A Ucrânia tem espalhado constantemente informações sobre a contraofensiva da primavera, como tática para desestabilizar o inimigo e mantê-lo em constante alerta — algo parecido com o que a China faz com Taiwan.
Os ataques com drones em território russo aumentam a sensação de insegurança, mesmo que tenham sido até agora apenas episódicos. Têm que ser usados com cautela para não dar um argumento a Putin para uma nova convocação geral de cidadãos comuns para lutar na frente, o que aumentaria a superioridade russa em homens e material bélico.

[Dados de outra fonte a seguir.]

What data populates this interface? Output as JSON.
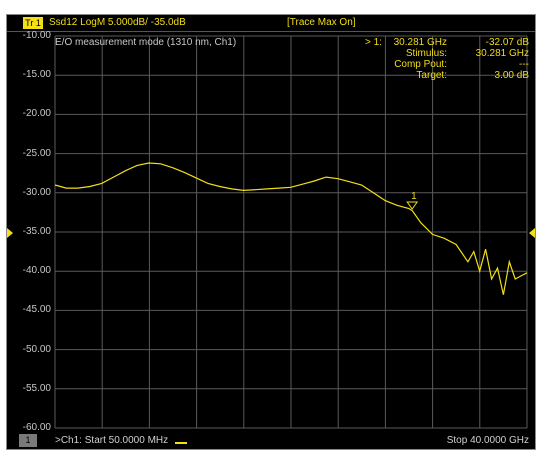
{
  "header": {
    "trace_badge": "Tr 1",
    "trace_info": "Ssd12 LogM 5.000dB/ -35.0dB",
    "trace_max": "[Trace Max On]"
  },
  "mode_text": "E/O measurement mode  (1310 nm, Ch1)",
  "marker_readout": {
    "marker_id": "> 1:",
    "rows": [
      {
        "label": "30.281 GHz",
        "value": "-32.07 dB"
      },
      {
        "label": "Stimulus:",
        "value": "30.281 GHz"
      },
      {
        "label": "Comp Pout:",
        "value": "---"
      },
      {
        "label": "Target:",
        "value": "3.00 dB"
      }
    ]
  },
  "footer": {
    "ch_badge": "1",
    "start": ">Ch1: Start  50.0000 MHz",
    "stop": "Stop  40.0000 GHz"
  },
  "colors": {
    "trace": "#f2df16",
    "grid": "#5a5a5a",
    "background": "#000000"
  },
  "chart_data": {
    "type": "line",
    "title": "",
    "xlabel": "",
    "ylabel": "",
    "xlim": [
      0.05,
      40.0
    ],
    "ylim": [
      -60,
      -10
    ],
    "yticks": [
      "-10.00",
      "-15.00",
      "-20.00",
      "-25.00",
      "-30.00",
      "-35.00",
      "-40.00",
      "-45.00",
      "-50.00",
      "-55.00",
      "-60.00"
    ],
    "reference_level": -35.0,
    "x_divisions": 10,
    "grid": true,
    "marker": {
      "id": "1",
      "x": 30.281,
      "y": -32.07
    },
    "series": [
      {
        "x": [
          0.05,
          1,
          2,
          3,
          4,
          5,
          6,
          7,
          8,
          9,
          10,
          11,
          12,
          13,
          14,
          15,
          16,
          17,
          18,
          19,
          20,
          21,
          22,
          23,
          24,
          25,
          26,
          27,
          28,
          29,
          30,
          30.3,
          31,
          32,
          33,
          34,
          35,
          35.5,
          36,
          36.5,
          37,
          37.5,
          38,
          38.5,
          39,
          39.5,
          40
        ],
        "y": [
          -29.0,
          -29.4,
          -29.4,
          -29.2,
          -28.8,
          -28.0,
          -27.2,
          -26.5,
          -26.2,
          -26.3,
          -26.8,
          -27.4,
          -28.1,
          -28.8,
          -29.2,
          -29.5,
          -29.7,
          -29.6,
          -29.5,
          -29.4,
          -29.3,
          -28.9,
          -28.5,
          -28.0,
          -28.2,
          -28.6,
          -29.0,
          -30.0,
          -31.0,
          -31.6,
          -32.0,
          -32.3,
          -33.8,
          -35.3,
          -35.8,
          -36.6,
          -38.8,
          -37.5,
          -40.0,
          -37.2,
          -41.0,
          -39.6,
          -43.0,
          -38.8,
          -41.0,
          -40.6,
          -40.2
        ]
      }
    ]
  }
}
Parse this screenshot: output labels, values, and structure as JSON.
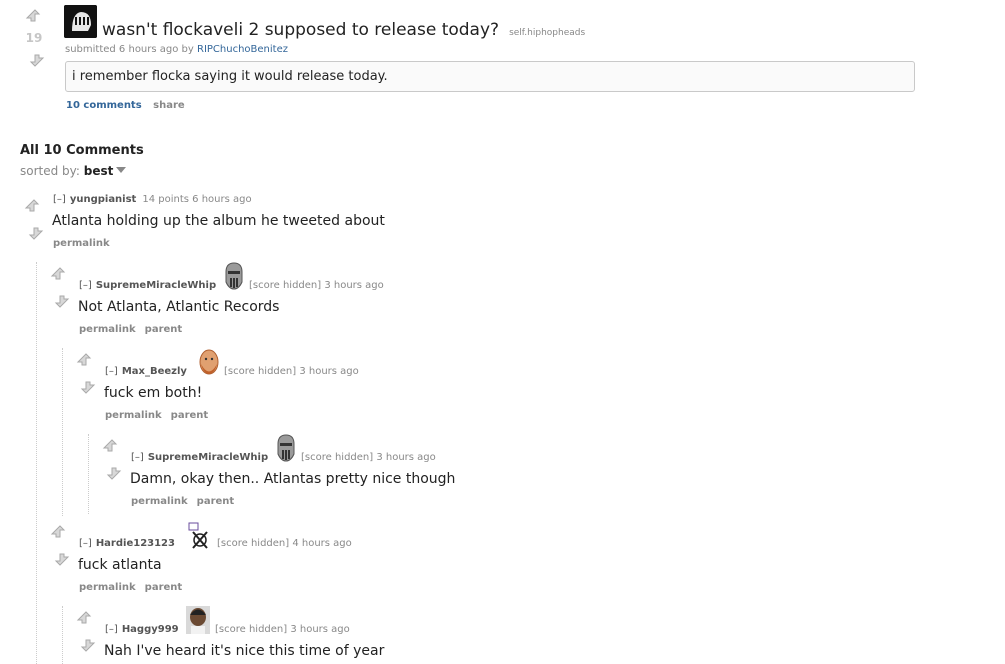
{
  "post": {
    "score": "19",
    "title": "wasn't flockaveli 2 supposed to release today?",
    "domain": "self.hiphopheads",
    "tagline_prefix": "submitted 6 hours ago by",
    "author": "RIPChuchoBenitez",
    "selftext": "i remember flocka saying it would release today.",
    "comments_link": "10 comments",
    "share_link": "share"
  },
  "comments_header": {
    "title": "All 10 Comments",
    "sorted_label": "sorted by:",
    "sort_value": "best"
  },
  "comments": [
    {
      "toggle": "[–]",
      "author": "yungpianist",
      "score": "14 points",
      "time": "6 hours ago",
      "body": "Atlanta holding up the album he tweeted about",
      "permalink": "permalink",
      "parent": ""
    },
    {
      "toggle": "[–]",
      "author": "SupremeMiracleWhip",
      "score": "[score hidden]",
      "time": "3 hours ago",
      "body": "Not Atlanta, Atlantic Records",
      "permalink": "permalink",
      "parent": "parent"
    },
    {
      "toggle": "[–]",
      "author": "Max_Beezly",
      "score": "[score hidden]",
      "time": "3 hours ago",
      "body": "fuck em both!",
      "permalink": "permalink",
      "parent": "parent"
    },
    {
      "toggle": "[–]",
      "author": "SupremeMiracleWhip",
      "score": "[score hidden]",
      "time": "3 hours ago",
      "body": "Damn, okay then.. Atlantas pretty nice though",
      "permalink": "permalink",
      "parent": "parent"
    },
    {
      "toggle": "[–]",
      "author": "Hardie123123",
      "score": "[score hidden]",
      "time": "4 hours ago",
      "body": "fuck atlanta",
      "permalink": "permalink",
      "parent": "parent"
    },
    {
      "toggle": "[–]",
      "author": "Haggy999",
      "score": "[score hidden]",
      "time": "3 hours ago",
      "body": "Nah I've heard it's nice this time of year",
      "permalink": "",
      "parent": ""
    }
  ],
  "colors": {
    "link": "#336699",
    "muted": "#888888",
    "text": "#222222",
    "arrow": "#c6c6c6"
  }
}
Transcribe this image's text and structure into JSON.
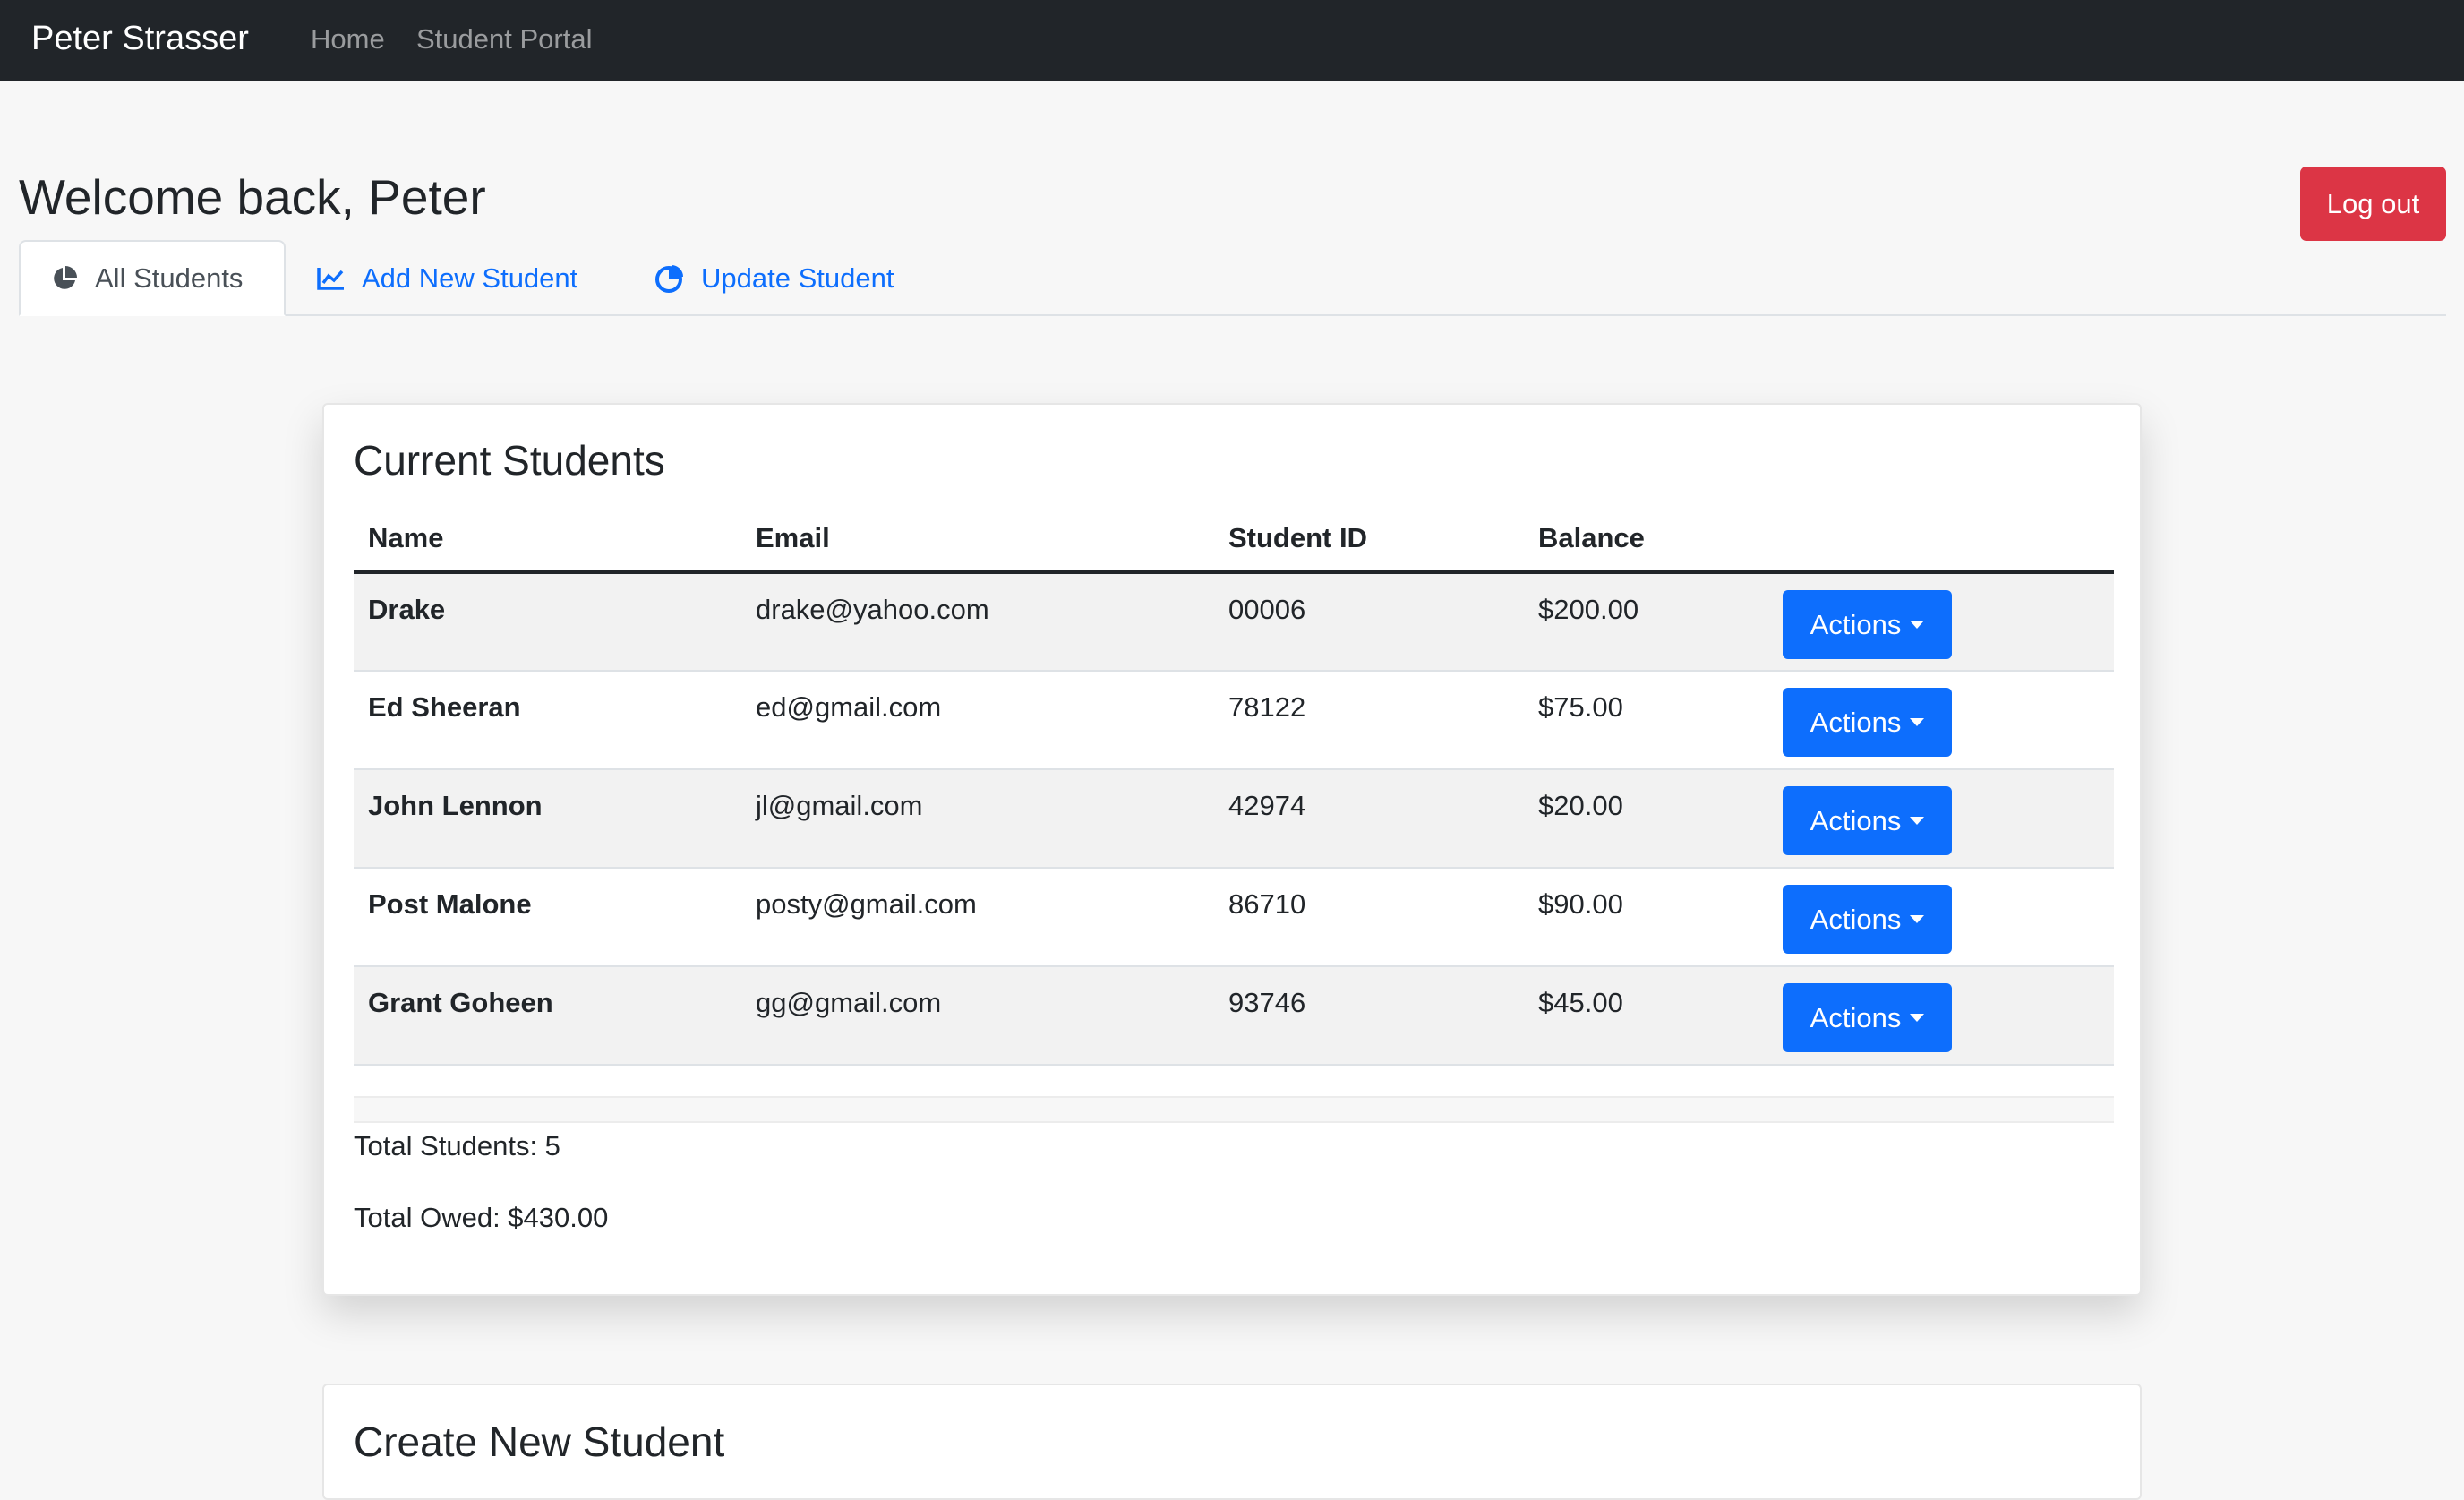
{
  "navbar": {
    "brand": "Peter Strasser",
    "links": [
      "Home",
      "Student Portal"
    ]
  },
  "header": {
    "welcome": "Welcome back, Peter",
    "logout_label": "Log out"
  },
  "tabs": [
    {
      "label": "All Students",
      "icon": "pie-chart-icon",
      "active": true
    },
    {
      "label": "Add New Student",
      "icon": "line-chart-icon",
      "active": false
    },
    {
      "label": "Update Student",
      "icon": "pie-chart-icon",
      "active": false
    }
  ],
  "students_card": {
    "title": "Current Students",
    "columns": [
      "Name",
      "Email",
      "Student ID",
      "Balance"
    ],
    "rows": [
      {
        "name": "Drake",
        "email": "drake@yahoo.com",
        "id": "00006",
        "balance": "$200.00",
        "action": "Actions"
      },
      {
        "name": "Ed Sheeran",
        "email": "ed@gmail.com",
        "id": "78122",
        "balance": "$75.00",
        "action": "Actions"
      },
      {
        "name": "John Lennon",
        "email": "jl@gmail.com",
        "id": "42974",
        "balance": "$20.00",
        "action": "Actions"
      },
      {
        "name": "Post Malone",
        "email": "posty@gmail.com",
        "id": "86710",
        "balance": "$90.00",
        "action": "Actions"
      },
      {
        "name": "Grant Goheen",
        "email": "gg@gmail.com",
        "id": "93746",
        "balance": "$45.00",
        "action": "Actions"
      }
    ],
    "total_students": "Total Students: 5",
    "total_owed": "Total Owed: $430.00"
  },
  "create_card": {
    "title": "Create New Student"
  },
  "colors": {
    "navbar": "#212529",
    "primary": "#0d6efd",
    "danger": "#dc3545"
  }
}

Os russos estão cavando trincheiras em seu próprio território, além das extensas linhas defensivas em território ucraniano ocupado, tão grandes que podem ser vistas em imagens de satélite.
A nova fase da guerra pode acontecer sem que se defina o domínio sobre Bakhmut, a cidade onde a vitória russa é constantemente anunciada, mesmo sem ser verdadeira. Segundo o governo americano, nos últimos cinco meses de combates nessa região os russos sofreram espantosos 20 mil mortos, num total de 100 mil baixas. A Ucrânia também tem perdas enormes.
Os mortos russos são esmagadoramente do Grupo Wagner, formado por ex-militares e criminosos que trocaram a cadeia por seis meses de combate na Ucrânia.
O treinamento tosco, com os ex-prisioneiros sendo usados em massa como bucha de canhão, dificultou os planos russos de ganhar controle total sobre o Donbas, a região que foi oficialmente declarada parte da Rússia.
Mandar drones para explodir sobre as cúpulas do Kremlin é um ato de audácia que não muda essencialmente a natureza da guerra.
Mas certamente tira o sono de muita gente.